Armar as mulheres: especialistas combatem a ideia

A Câmara Municipal de Goiânia aprovou, por unanimidade, projeto que destina R$ 5 mil à mulher sob violência, para a compra de arma de fogo. A medida faz parte do programa Escudo Feminino, destinado à proteção da mulher, com cursos de capacitação em autodefesa, incluída a arma e treinamento para uso, além de uso de dispositivos não letais. O projeto é de autoria do Major Vítor Hugo, do PL.

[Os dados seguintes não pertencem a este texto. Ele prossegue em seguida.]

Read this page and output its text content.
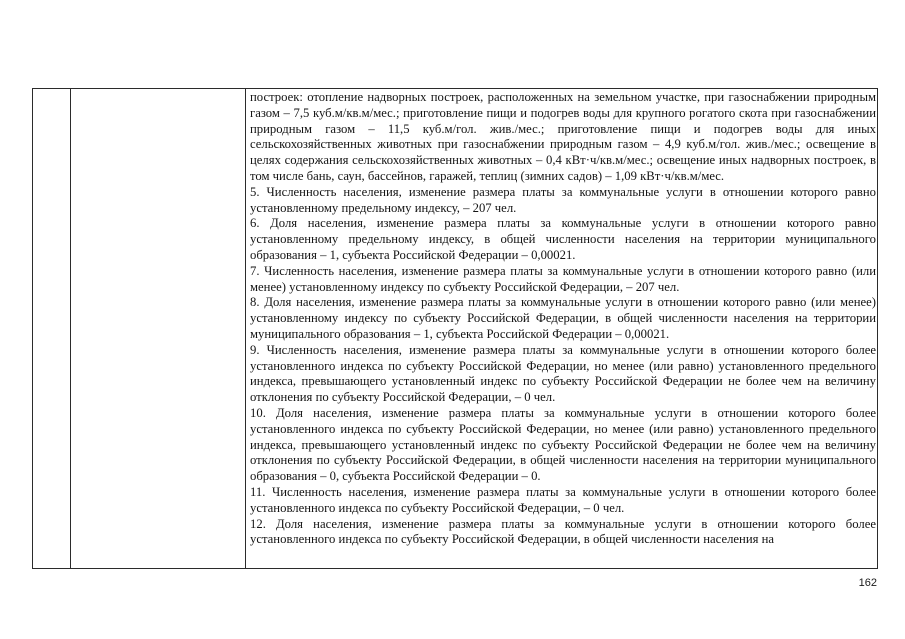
построек: отопление надворных построек, расположенных на земельном участке, при газоснабжении природным газом – 7,5 куб.м/кв.м/мес.; приготовление пищи и подогрев воды для крупного рогатого скота при газоснабжении природным газом – 11,5 куб.м/гол. жив./мес.; приготовление пищи и подогрев воды для иных сельскохозяйственных животных при газоснабжении природным газом – 4,9 куб.м/гол. жив./мес.; освещение в целях содержания сельскохозяйственных животных – 0,4 кВт·ч/кв.м/мес.; освещение иных надворных построек, в том числе бань, саун, бассейнов, гаражей, теплиц (зимних садов) – 1,09 кВт·ч/кв.м/мес.

5. Численность населения, изменение размера платы за коммунальные услуги в отношении которого равно установленному предельному индексу, – 207 чел.

6. Доля населения, изменение размера платы за коммунальные услуги в отношении которого равно установленному предельному индексу, в общей численности населения на территории муниципального образования – 1, субъекта Российской Федерации – 0,00021.

7. Численность населения, изменение размера платы за коммунальные услуги в отношении которого равно (или менее) установленному индексу по субъекту Российской Федерации, – 207 чел.

8. Доля населения, изменение размера платы за коммунальные услуги в отношении которого равно (или менее) установленному индексу по субъекту Российской Федерации, в общей численности населения на территории муниципального образования – 1, субъекта Российской Федерации – 0,00021.

9. Численность населения, изменение размера платы за коммунальные услуги в отношении которого более установленного индекса по субъекту Российской Федерации, но менее (или равно) установленного предельного индекса, превышающего установленный индекс по субъекту Российской Федерации не более чем на величину отклонения по субъекту Российской Федерации, – 0 чел.

10. Доля населения, изменение размера платы за коммунальные услуги в отношении которого более установленного индекса по субъекту Российской Федерации, но менее (или равно) установленного предельного индекса, превышающего установленный индекс по субъекту Российской Федерации не более чем на величину отклонения по субъекту Российской Федерации, в общей численности населения на территории муниципального образования – 0, субъекта Российской Федерации – 0.

11. Численность населения, изменение размера платы за коммунальные услуги в отношении которого более установленного индекса по субъекту Российской Федерации, – 0 чел.

12. Доля населения, изменение размера платы за коммунальные услуги в отношении которого более установленного индекса по субъекту Российской Федерации, в общей численности населения на

162
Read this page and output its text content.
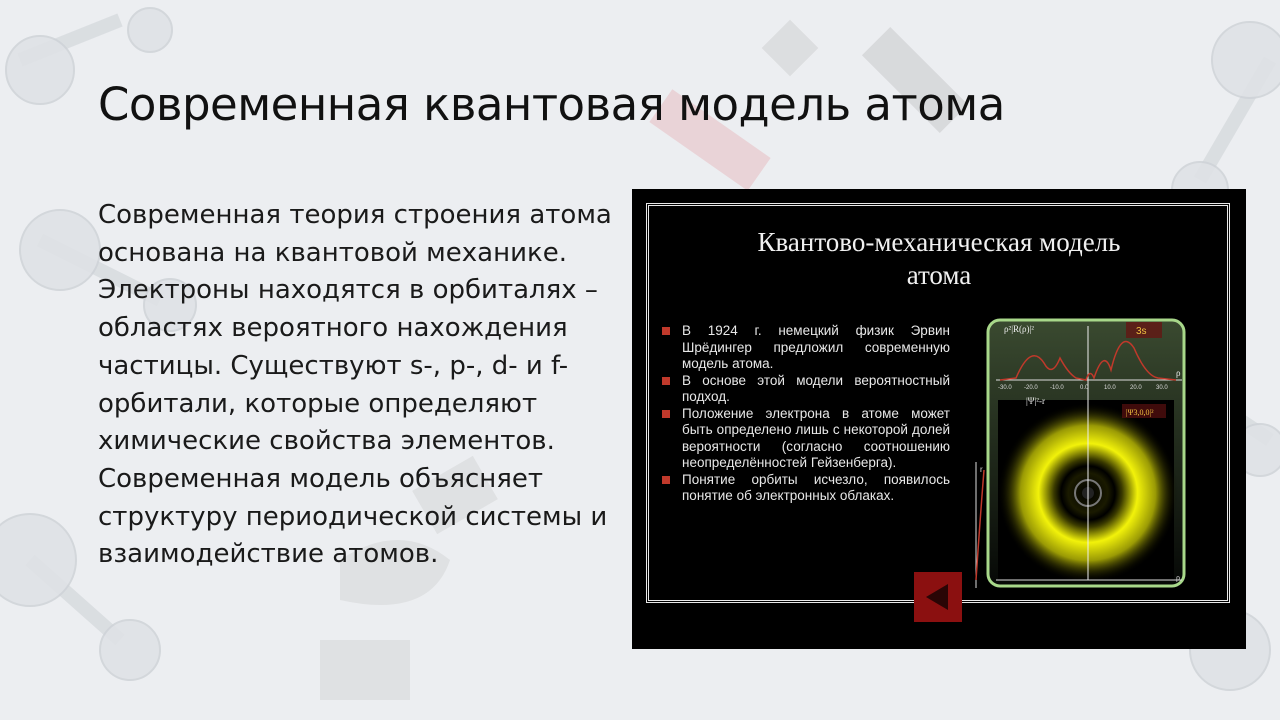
Современная квантовая модель атома

Современная теория строения атома основана на квантовой механике. Электроны находятся в орбиталях – областях вероятного нахождения частицы. Существуют s-, p-, d- и f-орбитали, которые определяют химические свойства элементов. Современная модель объясняет структуру периодической системы и взаимодействие атомов.

Квантово-механическая модель
атома
В 1924 г. немецкий физик Эрвин Шрёдингер предложил современную модель атома.
В основе этой модели вероятностный подход.
Положение электрона в атоме может быть определено лишь с некоторой долей вероятности (согласно соотношению неопределённостей Гейзенберга).
Понятие орбиты исчезло, появилось понятие об электронных облаках.
r
3s
ρ²|R(ρ)|²
ρ
-30.0 -20.0 -10.0	0.0	10.0 20.0 30.0
|Ψ|²-r
|Ψ3,0,0|²
ρ
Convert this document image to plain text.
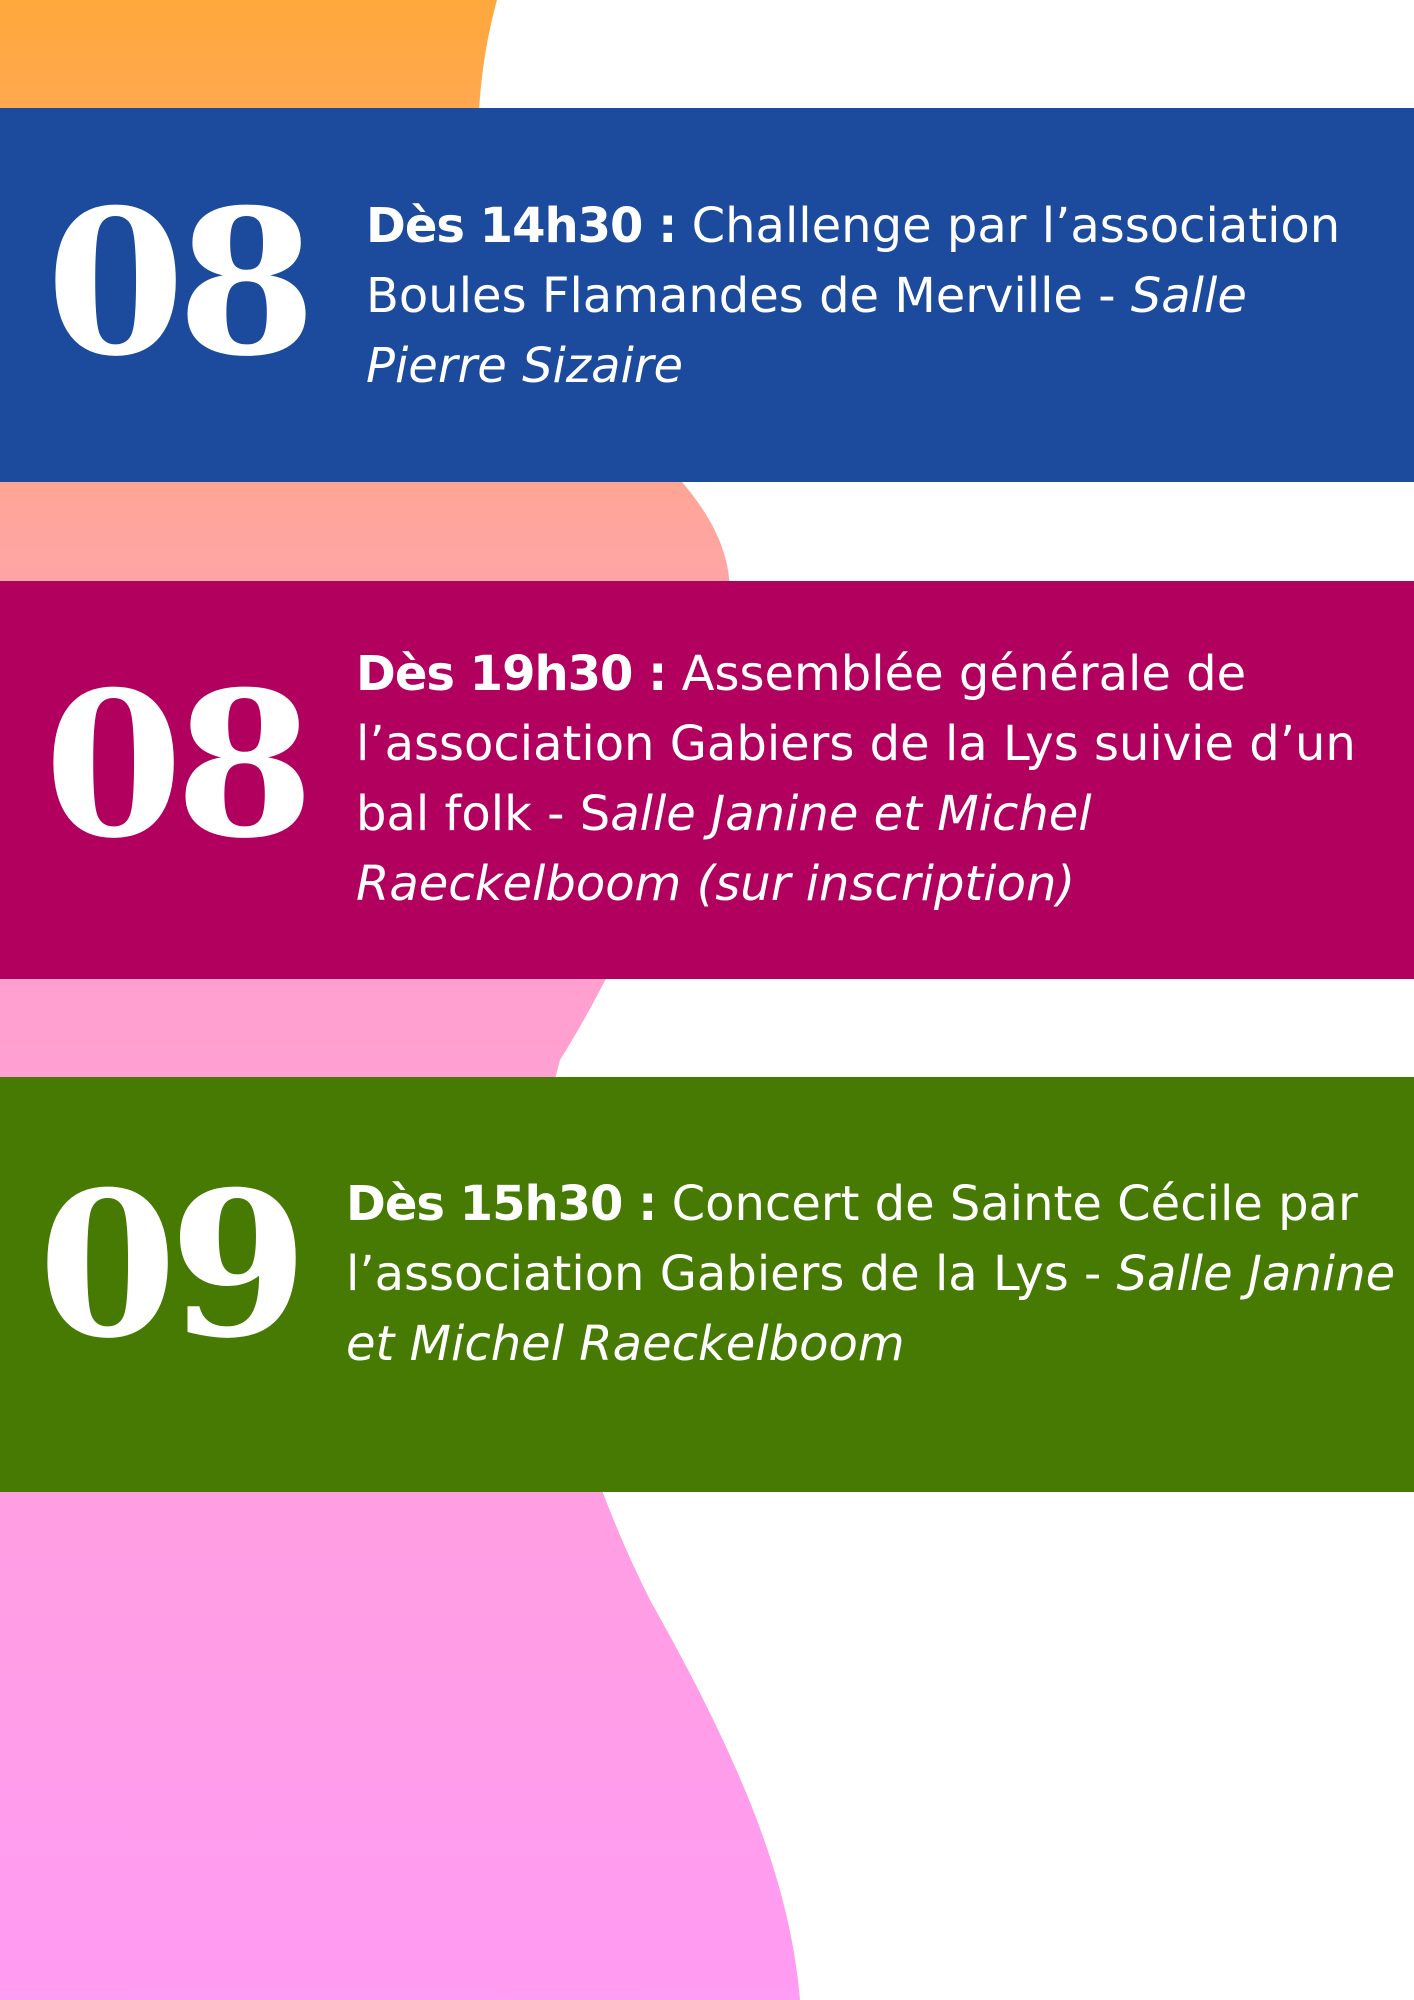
08 Dès 14h30 : Challenge par l’association Boules Flamandes de Merville - Salle Pierre Sizaire

08 Dès 19h30 : Assemblée générale de l’association Gabiers de la Lys suivie d’un bal folk - Salle Janine et Michel Raeckelboom (sur inscription)

09 Dès 15h30 : Concert de Sainte Cécile par l’association Gabiers de la Lys - Salle Janine et Michel Raeckelboom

Os especialistas são contra. Primeiro, porque é inconstitucional. A Constituição (Art. 22, XXI) estabelece que apenas a União pode legislar sobre normas gerais de material bélico. Municípios não têm competência para criar programas que financiem armamentos, pois isso interfere na política nacional de segurança e controle de armas.

Entidades de direitos humanos e juristas argumentam que tais leis violam a dignidade da pessoa humana e a segurança pública, transferindo ao indivíduo um dever que é do Estado.

Críticos argumentam que armar mulheres vítimas de violência doméstica aumenta o risco de a arma ser usada contra elas mesmas pelo agressor, ou causar tragédias familiares, piorando a situação de vulnerabilidade.

A informação é de que o prefeito Sandro Mabel vai vetar a pretendida lei. Por ser inconstitucional e porque este não é o caminho.